Vancouver takes 'watch and wait' approach to Occupy protest
Vancouver's police chief says he's not eager to have his officers disperse Occupy Vancouver protesters, saying it simply hasn't worked in other cities.
Speaking to city council on Tuesday afternoon, Chief Jim Chu said he would like the city to seek a court injunction before moving in to break up the protest.
Chu said he wants to avoid violent clashes between police and protesters as seen in U.S. cities like Oakland and Chicago.
"I am also familiar with what is happening in other major cities — I am on a mailing list of the major cities in the U.S. and Canada and the agencies that have intervened have not been able to end it in their jurisdictions," he said.
Chu said police are absorbing the costs of policing the protest into their budget. Vancouver police have not asked for any extra money to pay for officers at the protest.
Court injunction could take weeks
City manager Penny Ballem said neither police, firefighters nor health officials have raised imminent concerns for the upwards of 60 people who are tenting nightly in the square behind the city's art gallery.
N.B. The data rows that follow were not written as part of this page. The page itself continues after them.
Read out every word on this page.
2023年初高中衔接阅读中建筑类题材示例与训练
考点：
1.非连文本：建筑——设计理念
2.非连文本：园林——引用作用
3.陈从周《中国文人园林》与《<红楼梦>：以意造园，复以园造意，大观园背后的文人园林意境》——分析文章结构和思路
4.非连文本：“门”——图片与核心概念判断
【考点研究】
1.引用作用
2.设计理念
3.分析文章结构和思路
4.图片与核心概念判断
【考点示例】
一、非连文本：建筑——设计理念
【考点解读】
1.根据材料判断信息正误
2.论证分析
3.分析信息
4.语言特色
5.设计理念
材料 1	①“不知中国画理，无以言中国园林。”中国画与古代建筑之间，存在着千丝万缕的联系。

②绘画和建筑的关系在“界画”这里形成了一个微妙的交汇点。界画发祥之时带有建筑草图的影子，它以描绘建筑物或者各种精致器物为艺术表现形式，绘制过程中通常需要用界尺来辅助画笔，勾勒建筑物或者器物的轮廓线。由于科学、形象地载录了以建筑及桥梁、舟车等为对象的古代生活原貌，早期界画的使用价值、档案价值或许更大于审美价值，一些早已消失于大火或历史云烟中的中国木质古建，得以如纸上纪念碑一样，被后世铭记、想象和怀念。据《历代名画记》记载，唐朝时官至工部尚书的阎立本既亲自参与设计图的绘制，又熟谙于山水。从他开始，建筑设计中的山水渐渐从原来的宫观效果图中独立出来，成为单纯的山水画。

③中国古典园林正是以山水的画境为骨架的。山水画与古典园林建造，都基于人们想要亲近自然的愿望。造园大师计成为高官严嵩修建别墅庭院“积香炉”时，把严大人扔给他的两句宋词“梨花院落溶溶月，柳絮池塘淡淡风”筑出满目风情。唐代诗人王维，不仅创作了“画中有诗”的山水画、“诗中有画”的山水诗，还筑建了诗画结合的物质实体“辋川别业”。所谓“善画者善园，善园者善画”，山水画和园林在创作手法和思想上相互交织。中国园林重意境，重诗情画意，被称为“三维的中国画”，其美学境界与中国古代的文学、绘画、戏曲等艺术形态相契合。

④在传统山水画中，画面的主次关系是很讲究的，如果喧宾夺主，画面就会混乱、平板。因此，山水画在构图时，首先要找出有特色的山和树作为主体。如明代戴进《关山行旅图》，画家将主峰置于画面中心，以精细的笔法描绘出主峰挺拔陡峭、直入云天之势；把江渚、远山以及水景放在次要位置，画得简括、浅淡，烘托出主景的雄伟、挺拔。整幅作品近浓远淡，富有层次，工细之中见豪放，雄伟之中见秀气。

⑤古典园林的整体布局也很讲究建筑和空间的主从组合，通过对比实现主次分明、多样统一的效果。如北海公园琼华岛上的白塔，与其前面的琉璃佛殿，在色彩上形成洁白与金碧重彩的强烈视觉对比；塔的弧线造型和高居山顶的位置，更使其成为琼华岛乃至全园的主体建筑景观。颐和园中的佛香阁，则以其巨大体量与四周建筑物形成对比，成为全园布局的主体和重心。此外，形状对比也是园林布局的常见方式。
She said going to the courts to get an injunction would require showing there are significant risks to the public and that process could still take days or weeks.
Occupy protests against corporate greed are similarly occurring in 1,700 cities around the world, and Vancouver city staff say they'd like a peaceful resolution but they are still taking a "watch and wait" approach.
The city council update on the two-week-old demonstration came just before councillor and mayoral candidate Suzanne Anton introduced a motion calling on city staff to remove the tents from the art gallery within a week.
Anton has managed to make the Occupy Vancouver camp a key issue in the municipal election, with her repeated attacks on her rival, mayoral candidate Gregor Robertson.
Robertson, who is currently the mayor and a member of the Vision Vancouver party, has said he wants a peaceful resolution to the protest. Anton has called his response wishy-washy and ambivalent and demanded council deal with the issue.
But as the sole NPA councillor, Anton failed to generate any support to make her motion a reality on Tuesday, and she failed to find a seconder to put forward her motion for a vote.
SFU political science professor Patrick Smith says even if the motion doesn't go anywhere, it still keeps the issue alive for Anton.
"As long as Ms. Anton is able to push it, like she can with her motion, even if it doesn't get seconded it still keeps it on the agenda."
But Smith notes at this point, he doesn't sense much public appetite for a heavy-handed approach to remove the protesters.
Legal rights of protest camps
Meanwhile in Victoria, one lawyer is arguing the Occupy Victoria encampment at Centennial Square may have legal right to stay.
Catherine Boies-Parker cites a past case where a camp on Parliament Hill was protected under freedom of expression provisions in the Constitution and says the same argument could be made for the Occupy Victoria protest.
"Certainly in this case and where it is linked to other forms of expression, and when it is about occupation, I would argue that having the tents there, and having the tents there all day, is an essential part of the expression that is taking place," she said.
But Boies-Parker notes that neither the right to free expression nor the right to shelter are completely protected.